Gilles Chalvet : "Si je peux créer une liste, je me présenterai"

Si à Digne-les-Bains le médecin Gilles Chalvet était déjà bien connu, le combat qu'il a mené récemment pour protéger son service de médecine interne l'a propulsé sous les feux de la rampe. Exerçant toujours à l'hôpital depuis, son nom circule pour une possible candidature aux Municipales. Rencontré, il confirme avoir "accepté" d'animer un groupe de réflexions municipales transcourant. "À la demande d'amis. On trouve que notre ville dépérit, nous voulons donner de notre temps pour la dynamiser. Ce groupe de réflexions rassemble des gens de tout bord. On accepte tout le monde sauf le Rassemblement national."

>Et Debout la France ? "Ce serait avec beaucoup de résistance. Disons tout le monde sauf l'extrême droite." Un engagement auquel on est tenté de prêter aussi d'autres motivations au regard de l'actualité récente. Son service de médecine interne a été dissous et que ce combat ait été justifié ou non, en le défendant le médecin a fait acte de courage face à la direction de l'hôpital dignois où travaille aussi la maire Patricia Granet.
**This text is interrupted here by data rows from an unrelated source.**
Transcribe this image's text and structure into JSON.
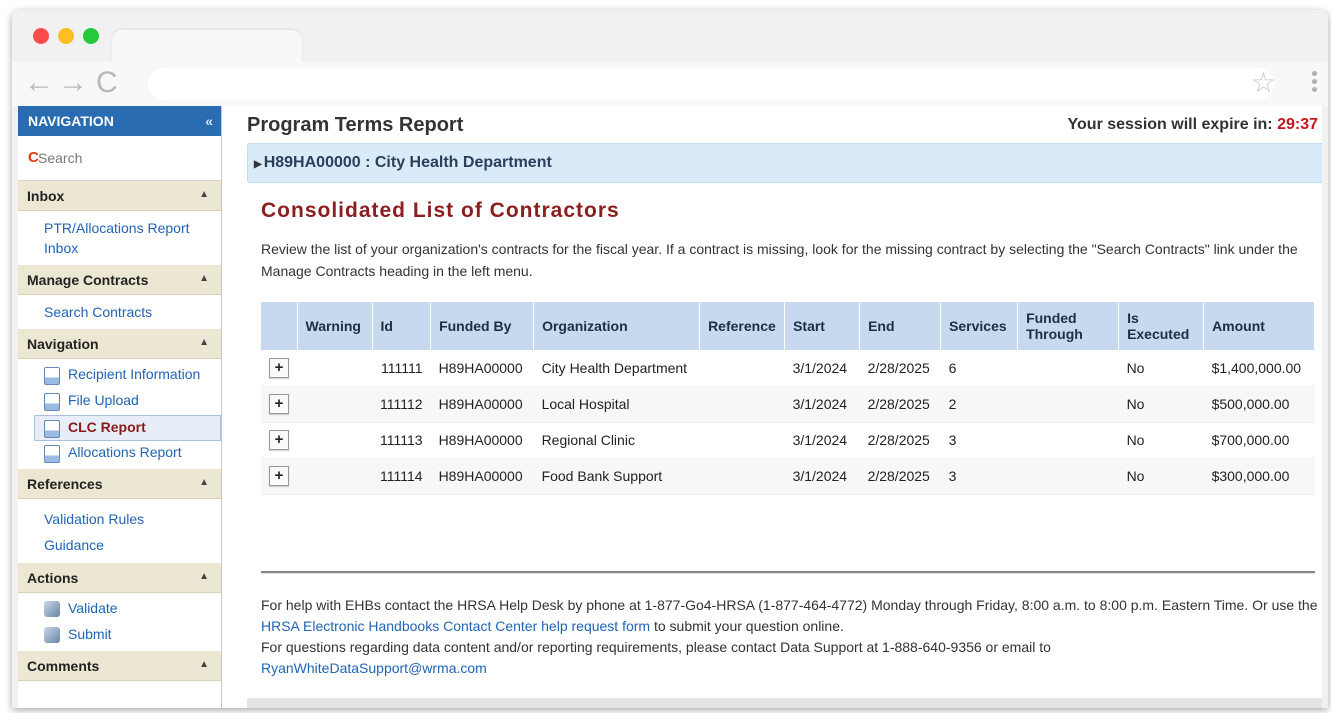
{
  "browser": {
    "back_icon": "←",
    "forward_icon": "→",
    "reload_icon": "C",
    "star_icon": "☆"
  },
  "sidebar": {
    "header": "NAVIGATION",
    "collapse_icon": "«",
    "search_placeholder": "Search",
    "sections": {
      "inbox": {
        "title": "Inbox",
        "items": [
          "PTR/Allocations Report Inbox"
        ]
      },
      "manage": {
        "title": "Manage Contracts",
        "items": [
          "Search Contracts"
        ]
      },
      "navigation": {
        "title": "Navigation",
        "items": [
          "Recipient Information",
          "File Upload",
          "CLC Report",
          "Allocations Report"
        ]
      },
      "references": {
        "title": "References",
        "items": [
          "Validation Rules",
          "Guidance"
        ]
      },
      "actions": {
        "title": "Actions",
        "items": [
          "Validate",
          "Submit"
        ]
      },
      "comments": {
        "title": "Comments"
      }
    }
  },
  "main": {
    "title": "Program Terms Report",
    "session_label": "Your session will expire in:",
    "session_timer": "29:37",
    "org": "H89HA00000 : City Health Department",
    "section_title": "Consolidated List of Contractors",
    "description": "Review the list of your organization's contracts for the fiscal year. If a contract is missing, look for the missing contract by selecting the \"Search Contracts\" link under the Manage Contracts heading in the left menu.",
    "table": {
      "columns": [
        "",
        "Warning",
        "Id",
        "Funded By",
        "Organization",
        "Reference",
        "Start",
        "End",
        "Services",
        "Funded Through",
        "Is Executed",
        "Amount"
      ],
      "expand_label": "+",
      "rows": [
        {
          "warning": "",
          "id": "111111",
          "funded_by": "H89HA00000",
          "organization": "City Health Department",
          "reference": "",
          "start": "3/1/2024",
          "end": "2/28/2025",
          "services": "6",
          "funded_through": "",
          "executed": "No",
          "amount": "$1,400,000.00"
        },
        {
          "warning": "",
          "id": "111112",
          "funded_by": "H89HA00000",
          "organization": "Local Hospital",
          "reference": "",
          "start": "3/1/2024",
          "end": "2/28/2025",
          "services": "2",
          "funded_through": "",
          "executed": "No",
          "amount": "$500,000.00"
        },
        {
          "warning": "",
          "id": "111113",
          "funded_by": "H89HA00000",
          "organization": "Regional Clinic",
          "reference": "",
          "start": "3/1/2024",
          "end": "2/28/2025",
          "services": "3",
          "funded_through": "",
          "executed": "No",
          "amount": "$700,000.00"
        },
        {
          "warning": "",
          "id": "111114",
          "funded_by": "H89HA00000",
          "organization": "Food Bank Support",
          "reference": "",
          "start": "3/1/2024",
          "end": "2/28/2025",
          "services": "3",
          "funded_through": "",
          "executed": "No",
          "amount": "$300,000.00"
        }
      ]
    },
    "footer": {
      "line1_pre": "For help with EHBs contact the HRSA Help Desk by phone at 1-877-Go4-HRSA (1-877-464-4772) Monday through Friday, 8:00 a.m. to 8:00 p.m. Eastern Time. Or use the ",
      "line1_link": "HRSA Electronic Handbooks Contact Center help request form",
      "line1_post": " to submit your question online.",
      "line2": "For questions regarding data content and/or reporting requirements, please contact Data Support at 1-888-640-9356 or email to",
      "email": "RyanWhiteDataSupport@wrma.com"
    }
  },
  "colors": {
    "nav_header": "#2a6cb2",
    "section_header": "#ebe7d2",
    "link": "#1f64b5",
    "title_red": "#8b1e1e",
    "timer_red": "#c4161c",
    "org_bar": "#d9eaf9",
    "table_header": "#c6d9ee"
  }
}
La pétition de soutien a atteint les 7000 signatures. Une affaire qui lui a apporté une certaine notoriété et peut-être des envies de revanche. Gilles Chalvet dément des intentions de ce genre."Non ce n'est pas une question de vengeance. J'ai mené un combat que j'ai perdu point final. On ne peut pas baser une réflexion doublée d'un engagement personnel et chronophage sur une vengeance personnelle. Cela fait longtemps que j'ai envie de participer à une aventure politique. Ce projet date de bien avant ce combat pour la médecine interne. Nous faisons des réunions en milieu privé, pour l'instant nous n'en sommes que là. Mais si je peux créer une liste et proposer un projet sérieux je le ferai. Nous sollicitons tous ceux qui veulent nous rejoindre autour de ce projet pour Digne à nous contacter."
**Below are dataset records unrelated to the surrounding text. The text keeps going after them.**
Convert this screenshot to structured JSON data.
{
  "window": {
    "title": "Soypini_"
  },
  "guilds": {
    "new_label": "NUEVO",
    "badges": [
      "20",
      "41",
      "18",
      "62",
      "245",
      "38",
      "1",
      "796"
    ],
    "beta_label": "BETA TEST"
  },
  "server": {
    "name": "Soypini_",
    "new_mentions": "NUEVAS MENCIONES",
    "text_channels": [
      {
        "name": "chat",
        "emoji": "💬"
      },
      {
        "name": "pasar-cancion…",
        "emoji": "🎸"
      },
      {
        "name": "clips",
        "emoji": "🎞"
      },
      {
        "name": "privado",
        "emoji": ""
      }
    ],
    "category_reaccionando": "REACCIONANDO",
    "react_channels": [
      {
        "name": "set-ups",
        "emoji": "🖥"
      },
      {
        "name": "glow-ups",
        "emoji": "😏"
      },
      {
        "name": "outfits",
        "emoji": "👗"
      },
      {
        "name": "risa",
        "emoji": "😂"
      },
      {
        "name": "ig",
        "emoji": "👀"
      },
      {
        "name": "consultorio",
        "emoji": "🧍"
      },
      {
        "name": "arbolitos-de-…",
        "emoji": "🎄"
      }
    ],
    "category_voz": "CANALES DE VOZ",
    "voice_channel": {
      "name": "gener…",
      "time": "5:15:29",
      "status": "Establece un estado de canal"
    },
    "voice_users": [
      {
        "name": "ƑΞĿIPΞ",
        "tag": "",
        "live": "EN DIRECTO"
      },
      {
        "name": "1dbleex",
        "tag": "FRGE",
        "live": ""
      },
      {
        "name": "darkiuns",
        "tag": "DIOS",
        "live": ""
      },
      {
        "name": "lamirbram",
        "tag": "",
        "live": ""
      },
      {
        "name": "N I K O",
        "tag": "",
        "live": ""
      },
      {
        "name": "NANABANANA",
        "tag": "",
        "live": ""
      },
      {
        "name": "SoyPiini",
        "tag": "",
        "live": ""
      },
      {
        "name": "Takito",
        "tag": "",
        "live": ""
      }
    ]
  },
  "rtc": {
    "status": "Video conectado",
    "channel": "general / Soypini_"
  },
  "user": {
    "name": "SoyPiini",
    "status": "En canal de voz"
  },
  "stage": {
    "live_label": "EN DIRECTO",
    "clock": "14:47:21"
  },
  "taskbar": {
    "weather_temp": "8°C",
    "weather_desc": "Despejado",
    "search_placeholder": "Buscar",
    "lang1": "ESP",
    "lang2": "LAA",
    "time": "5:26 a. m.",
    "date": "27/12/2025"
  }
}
"Les Dignois veulent une ville plus animée" (Richard Valla)

Il a tenu une seule réunion publique et en quelques heures toute la ville apprenait que le médecin Richard Valla se préparait à s'engager dans la bataille électorale. Interrogé, il explique avoir été sollicité à de nombreuses reprises lors de précédentes campagnes, mais était trop pris par ses activités."Maintenant que j'approche de la retraite, du temps est plus facile à dégager."

Outre la médecine, Richard Valla est engagé dans le monde associatif et sportif. Son action au sein du Congrès de médecine du sport avait contribué à faire connaître Digne. "Les Dignois attendent une ville plus animée, ouverte sur l'extérieur et qui se dynamise. Des gens quittent la ville, il faut donner aux autres l'envie de rester. Montrer qu'on mouille le maillot, ce que selon moi l'équipe actuelle ne fait pas." Lui aussi présente son groupe de réflexions comme un rassemblement de personnes hors clivage. Des personnes encartées "rassemblement national" peuvent-elles le rejoindre ? "Je pense que les gens qui votent Front national sont égarés et que c'est à nous de faire en sorte de les faire venir. Maintenant en ce qui concerne la liste, plutôt pas d'encartés FN." Et Debout la France ?"Si vous parlez de dirigeants cela me paraît difficile. On veut des gens capables de travailler pacifiquement. Si on peut s'accorder avec Gilles Chalvet c'est bien."